Naoki Urasawa schreibt in „Billy Bat“ die Geschichte der westlichen Zivilisation und des westlichen Comics. Vor allem aber schreibt er einen atemberaubenden Pageturner um Verrat, Mord und Intrige.

Wer hat Micky Maus erfunden? Ub Iwerks wars, und nicht Walt Disney. 1925 war das, und genau wie das Design der Maus stammen die ersten Micky-Trickfilme praktisch im Alleingang aus Iwerks Tuschefeder. Kurz danach verkrachte er sich mit seinem Kumpel Walt, versuchte erfolglos mit einem eigenen Trickstudio den permanent wachsenden Disney-Studios Konkurrenz zu machen, nur um nach zehn mäßigen Jahren zu Disney zurückzukehren.

Wer weiss das schon? Japaner vermutlich nicht. Der japanische Comicmarkt ist der autonomste der Welt. Sämtliche Marktbedürfnisse werden von der gewaltigen einheimischen Comicindustrie gedeckt. Selbst für westliche Augen äußerst japanophile Comics – etwa „Usagi Yojimbo“ von Stan Sakai – haben in Japan keine Chance.

Seit der Mangapionier Osamu Tezuka sich seine ersten Striche ausgerechnet von den Disney-Cartoons abgeguckt und seinen ersten Manga gezeichnet hat, gilt die eherne Regel, dass Japan Comics ex-, nicht importiert. So wie dem Japaner seine klassischen Mangas heilig sind, so wenig hat er in der Regel Ahnung von der Comic- und Zeichentricktradition anderer Länder.

Das muss man wissen, um die besondere Rolle von Naoki Urasawas Comics in Japan einschätzen zu können, und von „Billy Bat“ im besonderen. Da geht es, neben vielen, vielen anderen Themen, auch um zwei Comiczeichner.

Der eine, Kevin Yamagata, erfindet die titelgebende Figur des Billy Bat, ein hardboiled-crime-Comic im Batman-Stil. Der andere, Chuck Culkin, macht sich bei erstbester Gelegenheit mit der Figur und allen Rechten aus dem Staub, macht aus der Figur einen launigen Kindercomic, gründet einen Vergnügungspark namens Billyland und moderiert eine Fernsehshow unter Billys Namen. Oh, und er sieht aus wie Walt Disney.
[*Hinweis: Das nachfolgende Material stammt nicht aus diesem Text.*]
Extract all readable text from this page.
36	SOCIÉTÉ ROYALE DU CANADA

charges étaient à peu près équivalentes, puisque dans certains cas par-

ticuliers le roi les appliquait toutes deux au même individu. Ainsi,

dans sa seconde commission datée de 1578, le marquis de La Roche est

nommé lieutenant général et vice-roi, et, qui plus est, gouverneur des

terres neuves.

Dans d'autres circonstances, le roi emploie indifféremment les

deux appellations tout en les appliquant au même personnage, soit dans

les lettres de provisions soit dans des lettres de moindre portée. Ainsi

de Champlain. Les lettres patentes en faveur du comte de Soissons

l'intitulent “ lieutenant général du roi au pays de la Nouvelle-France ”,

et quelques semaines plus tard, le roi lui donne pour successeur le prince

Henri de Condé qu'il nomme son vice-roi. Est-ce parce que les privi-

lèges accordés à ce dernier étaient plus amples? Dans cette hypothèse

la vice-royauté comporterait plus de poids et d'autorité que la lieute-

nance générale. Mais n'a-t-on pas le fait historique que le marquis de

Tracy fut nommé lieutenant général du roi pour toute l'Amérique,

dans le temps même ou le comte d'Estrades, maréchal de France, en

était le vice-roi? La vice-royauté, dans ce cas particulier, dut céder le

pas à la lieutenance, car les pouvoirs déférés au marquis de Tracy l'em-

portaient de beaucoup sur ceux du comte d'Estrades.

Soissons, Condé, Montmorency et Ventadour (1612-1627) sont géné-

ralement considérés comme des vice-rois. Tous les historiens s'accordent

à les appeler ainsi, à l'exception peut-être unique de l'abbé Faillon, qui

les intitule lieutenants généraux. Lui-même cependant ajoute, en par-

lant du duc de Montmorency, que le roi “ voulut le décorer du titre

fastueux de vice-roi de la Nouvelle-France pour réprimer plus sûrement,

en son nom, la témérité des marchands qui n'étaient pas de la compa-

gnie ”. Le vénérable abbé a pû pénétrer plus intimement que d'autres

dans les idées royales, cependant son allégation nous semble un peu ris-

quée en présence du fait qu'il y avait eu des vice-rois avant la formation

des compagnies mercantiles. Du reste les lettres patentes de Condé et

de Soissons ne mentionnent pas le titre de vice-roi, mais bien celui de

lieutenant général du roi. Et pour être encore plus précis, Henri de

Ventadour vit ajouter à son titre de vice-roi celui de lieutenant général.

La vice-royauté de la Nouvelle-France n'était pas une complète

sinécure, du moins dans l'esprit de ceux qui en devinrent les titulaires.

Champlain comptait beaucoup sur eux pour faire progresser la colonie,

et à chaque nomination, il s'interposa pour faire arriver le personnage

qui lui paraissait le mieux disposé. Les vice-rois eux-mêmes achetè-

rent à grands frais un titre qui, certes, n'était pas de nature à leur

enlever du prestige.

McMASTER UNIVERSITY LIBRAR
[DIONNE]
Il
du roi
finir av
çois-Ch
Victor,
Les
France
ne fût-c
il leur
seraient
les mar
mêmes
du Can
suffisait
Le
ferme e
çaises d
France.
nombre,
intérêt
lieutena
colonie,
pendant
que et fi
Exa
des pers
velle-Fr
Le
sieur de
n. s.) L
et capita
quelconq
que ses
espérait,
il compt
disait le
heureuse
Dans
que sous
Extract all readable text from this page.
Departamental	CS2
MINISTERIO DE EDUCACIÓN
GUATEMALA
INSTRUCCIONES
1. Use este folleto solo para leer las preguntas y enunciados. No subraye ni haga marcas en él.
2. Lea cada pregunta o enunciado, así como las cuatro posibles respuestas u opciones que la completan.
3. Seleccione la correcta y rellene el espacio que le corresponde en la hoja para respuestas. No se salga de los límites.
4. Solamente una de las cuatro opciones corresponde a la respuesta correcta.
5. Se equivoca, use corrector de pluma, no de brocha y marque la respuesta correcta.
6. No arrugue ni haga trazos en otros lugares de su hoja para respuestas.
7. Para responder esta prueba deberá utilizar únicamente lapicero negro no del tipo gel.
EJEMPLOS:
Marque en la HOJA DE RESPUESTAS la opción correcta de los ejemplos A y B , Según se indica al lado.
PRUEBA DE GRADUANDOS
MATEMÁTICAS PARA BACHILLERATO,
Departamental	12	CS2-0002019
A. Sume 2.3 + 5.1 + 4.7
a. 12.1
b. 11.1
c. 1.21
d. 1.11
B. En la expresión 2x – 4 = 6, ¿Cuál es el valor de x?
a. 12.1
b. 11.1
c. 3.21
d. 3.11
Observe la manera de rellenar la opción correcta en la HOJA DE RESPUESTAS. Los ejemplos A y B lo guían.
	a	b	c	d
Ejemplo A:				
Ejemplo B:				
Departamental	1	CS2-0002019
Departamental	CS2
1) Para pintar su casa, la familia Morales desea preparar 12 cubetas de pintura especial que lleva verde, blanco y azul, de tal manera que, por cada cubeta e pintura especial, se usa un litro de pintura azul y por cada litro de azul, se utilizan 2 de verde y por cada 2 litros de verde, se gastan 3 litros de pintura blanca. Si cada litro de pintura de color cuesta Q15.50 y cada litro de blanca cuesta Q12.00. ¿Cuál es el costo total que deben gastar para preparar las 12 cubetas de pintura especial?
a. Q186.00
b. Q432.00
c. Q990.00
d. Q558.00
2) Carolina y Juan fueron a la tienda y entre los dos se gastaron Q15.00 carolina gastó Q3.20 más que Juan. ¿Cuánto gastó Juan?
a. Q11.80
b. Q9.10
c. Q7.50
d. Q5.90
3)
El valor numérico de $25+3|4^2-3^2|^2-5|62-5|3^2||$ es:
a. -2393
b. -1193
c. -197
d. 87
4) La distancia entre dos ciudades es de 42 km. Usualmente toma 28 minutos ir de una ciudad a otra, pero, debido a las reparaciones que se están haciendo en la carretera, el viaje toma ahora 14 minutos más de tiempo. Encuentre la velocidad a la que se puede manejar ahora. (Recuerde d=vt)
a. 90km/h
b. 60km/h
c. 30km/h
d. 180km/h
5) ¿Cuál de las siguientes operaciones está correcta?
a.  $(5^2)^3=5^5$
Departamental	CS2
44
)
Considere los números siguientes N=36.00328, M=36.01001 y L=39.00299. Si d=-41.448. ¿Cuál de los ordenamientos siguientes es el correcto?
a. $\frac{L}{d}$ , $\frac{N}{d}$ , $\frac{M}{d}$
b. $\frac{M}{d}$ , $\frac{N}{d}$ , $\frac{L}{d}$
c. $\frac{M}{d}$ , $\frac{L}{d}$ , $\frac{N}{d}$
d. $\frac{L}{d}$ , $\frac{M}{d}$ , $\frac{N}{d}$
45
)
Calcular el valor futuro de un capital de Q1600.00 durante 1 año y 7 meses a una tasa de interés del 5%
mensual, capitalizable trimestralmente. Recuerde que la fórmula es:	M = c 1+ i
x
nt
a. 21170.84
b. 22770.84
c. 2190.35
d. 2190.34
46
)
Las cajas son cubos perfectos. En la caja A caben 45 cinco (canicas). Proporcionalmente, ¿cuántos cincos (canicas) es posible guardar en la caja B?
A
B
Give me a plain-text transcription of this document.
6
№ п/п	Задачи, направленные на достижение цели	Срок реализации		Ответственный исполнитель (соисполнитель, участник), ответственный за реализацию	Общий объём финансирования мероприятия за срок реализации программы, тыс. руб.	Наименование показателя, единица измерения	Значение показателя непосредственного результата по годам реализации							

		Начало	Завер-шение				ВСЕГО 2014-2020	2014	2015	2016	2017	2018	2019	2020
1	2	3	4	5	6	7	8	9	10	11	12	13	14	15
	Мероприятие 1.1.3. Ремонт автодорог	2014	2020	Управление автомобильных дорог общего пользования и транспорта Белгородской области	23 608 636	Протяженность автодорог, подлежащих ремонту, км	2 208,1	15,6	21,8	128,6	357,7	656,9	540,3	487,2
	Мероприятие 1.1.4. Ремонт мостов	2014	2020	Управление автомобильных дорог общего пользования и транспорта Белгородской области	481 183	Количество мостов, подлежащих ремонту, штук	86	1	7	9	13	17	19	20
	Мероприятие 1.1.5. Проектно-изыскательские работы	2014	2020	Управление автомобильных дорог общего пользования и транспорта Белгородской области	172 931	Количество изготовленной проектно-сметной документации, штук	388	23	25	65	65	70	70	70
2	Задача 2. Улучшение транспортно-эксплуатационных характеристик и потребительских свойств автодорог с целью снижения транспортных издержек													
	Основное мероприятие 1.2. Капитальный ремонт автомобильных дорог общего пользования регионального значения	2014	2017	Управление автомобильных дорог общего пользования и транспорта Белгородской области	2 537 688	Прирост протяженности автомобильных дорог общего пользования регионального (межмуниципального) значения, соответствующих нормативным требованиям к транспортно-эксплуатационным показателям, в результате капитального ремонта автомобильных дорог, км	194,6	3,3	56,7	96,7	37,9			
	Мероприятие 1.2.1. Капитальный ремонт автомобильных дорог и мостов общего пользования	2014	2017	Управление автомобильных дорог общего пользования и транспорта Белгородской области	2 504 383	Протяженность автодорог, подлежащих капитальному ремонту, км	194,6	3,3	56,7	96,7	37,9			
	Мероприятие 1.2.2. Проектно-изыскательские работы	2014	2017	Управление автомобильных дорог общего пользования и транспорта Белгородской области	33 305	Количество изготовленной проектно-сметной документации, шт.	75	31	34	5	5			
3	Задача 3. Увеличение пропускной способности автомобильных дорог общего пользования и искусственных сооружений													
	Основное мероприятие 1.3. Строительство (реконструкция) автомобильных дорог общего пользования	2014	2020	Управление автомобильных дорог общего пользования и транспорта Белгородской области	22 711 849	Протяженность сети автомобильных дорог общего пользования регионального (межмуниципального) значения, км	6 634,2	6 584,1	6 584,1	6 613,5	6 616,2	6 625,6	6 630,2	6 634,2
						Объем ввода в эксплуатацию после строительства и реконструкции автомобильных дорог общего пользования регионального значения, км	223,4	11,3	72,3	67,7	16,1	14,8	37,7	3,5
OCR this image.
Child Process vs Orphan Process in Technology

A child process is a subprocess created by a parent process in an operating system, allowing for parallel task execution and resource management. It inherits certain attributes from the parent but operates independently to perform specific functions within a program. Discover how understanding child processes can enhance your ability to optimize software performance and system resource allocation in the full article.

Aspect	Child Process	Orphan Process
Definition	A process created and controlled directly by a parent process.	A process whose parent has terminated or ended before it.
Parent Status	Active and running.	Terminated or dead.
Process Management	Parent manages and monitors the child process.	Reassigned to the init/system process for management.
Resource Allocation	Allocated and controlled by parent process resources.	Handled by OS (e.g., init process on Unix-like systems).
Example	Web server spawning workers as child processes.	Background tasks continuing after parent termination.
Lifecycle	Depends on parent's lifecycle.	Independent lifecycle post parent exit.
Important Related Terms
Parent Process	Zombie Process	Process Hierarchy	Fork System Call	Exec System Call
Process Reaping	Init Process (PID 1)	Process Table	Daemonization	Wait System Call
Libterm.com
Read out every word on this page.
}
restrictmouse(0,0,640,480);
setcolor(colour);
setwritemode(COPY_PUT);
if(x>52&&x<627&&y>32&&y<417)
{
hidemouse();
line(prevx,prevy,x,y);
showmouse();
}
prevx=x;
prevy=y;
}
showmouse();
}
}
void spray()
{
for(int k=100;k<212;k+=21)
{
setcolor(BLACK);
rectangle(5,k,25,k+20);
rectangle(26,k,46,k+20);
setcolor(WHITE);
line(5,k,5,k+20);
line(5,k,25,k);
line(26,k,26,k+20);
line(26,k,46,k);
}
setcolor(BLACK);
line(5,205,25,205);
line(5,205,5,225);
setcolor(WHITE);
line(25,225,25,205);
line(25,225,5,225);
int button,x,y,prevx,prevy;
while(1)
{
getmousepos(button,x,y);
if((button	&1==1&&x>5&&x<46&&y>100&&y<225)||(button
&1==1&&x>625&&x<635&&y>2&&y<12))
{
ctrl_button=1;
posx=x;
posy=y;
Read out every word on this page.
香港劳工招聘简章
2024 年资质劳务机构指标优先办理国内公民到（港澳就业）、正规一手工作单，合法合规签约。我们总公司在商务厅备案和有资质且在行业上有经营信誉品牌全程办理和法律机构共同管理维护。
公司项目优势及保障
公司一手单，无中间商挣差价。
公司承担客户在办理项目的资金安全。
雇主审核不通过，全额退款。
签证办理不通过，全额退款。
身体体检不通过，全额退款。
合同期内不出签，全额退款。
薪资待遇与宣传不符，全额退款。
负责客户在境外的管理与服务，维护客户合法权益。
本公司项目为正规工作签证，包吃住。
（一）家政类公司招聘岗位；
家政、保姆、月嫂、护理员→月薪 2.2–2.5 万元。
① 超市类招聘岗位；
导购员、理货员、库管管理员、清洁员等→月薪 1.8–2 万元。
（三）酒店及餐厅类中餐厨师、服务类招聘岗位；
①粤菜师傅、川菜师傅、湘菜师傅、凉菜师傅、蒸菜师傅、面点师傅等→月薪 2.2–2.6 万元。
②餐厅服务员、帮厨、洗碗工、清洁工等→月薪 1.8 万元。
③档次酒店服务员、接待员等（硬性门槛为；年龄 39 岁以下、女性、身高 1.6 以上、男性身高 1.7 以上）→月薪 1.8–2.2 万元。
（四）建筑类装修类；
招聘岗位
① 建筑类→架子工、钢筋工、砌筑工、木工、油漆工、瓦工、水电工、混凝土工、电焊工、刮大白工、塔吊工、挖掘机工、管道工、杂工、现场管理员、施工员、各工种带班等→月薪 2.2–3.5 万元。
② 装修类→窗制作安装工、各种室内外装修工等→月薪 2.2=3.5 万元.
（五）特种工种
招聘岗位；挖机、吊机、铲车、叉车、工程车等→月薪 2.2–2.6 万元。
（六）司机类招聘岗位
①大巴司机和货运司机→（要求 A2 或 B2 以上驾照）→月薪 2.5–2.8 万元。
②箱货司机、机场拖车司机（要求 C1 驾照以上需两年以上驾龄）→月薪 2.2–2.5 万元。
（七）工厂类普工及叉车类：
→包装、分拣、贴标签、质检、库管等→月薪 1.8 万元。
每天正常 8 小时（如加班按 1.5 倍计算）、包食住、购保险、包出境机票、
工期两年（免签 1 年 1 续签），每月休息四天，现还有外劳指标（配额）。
Sofern die japanischen Magazine, in denen „Billy Bat“ im Vorabdruck erscheint, keine Anmerkungen zu den Comics veröffentlichen, dürfte schon diese Referenz den meisten Lesern entgehen – und die ist immerhin plottragend für mehrere Bände der Serie.

Aber es ist nicht die einzige. Wollen wir das Verwirrspiel ein wenig weiter treiben? Dann ist da noch Oswald, hier im Manga ein obskures Killerkarnickel aus Yamagatas Zeichnerfantasie. „Oswald, the lucky Rabbit“ war die erste Zeichentrickfigur, die Disney und Iwerks gemeinsam kreierten – nicht nur grafisch ein Vorgänger von Micky Maus. Lee Harvey Oswald war der mutmaßliche Mörder, der John F. Kennedy erschoß. Wer nun wird aus Yamagatas Fantasie auf den Präsidenten angesetzt? Richtig, Oswald, das tödliche Karnickel. Oder der echte Oswald. Man weiss das nicht so genau, weil sich die Ebenen von echt und falsch, Comic und Realität sowieso dauernd mischen.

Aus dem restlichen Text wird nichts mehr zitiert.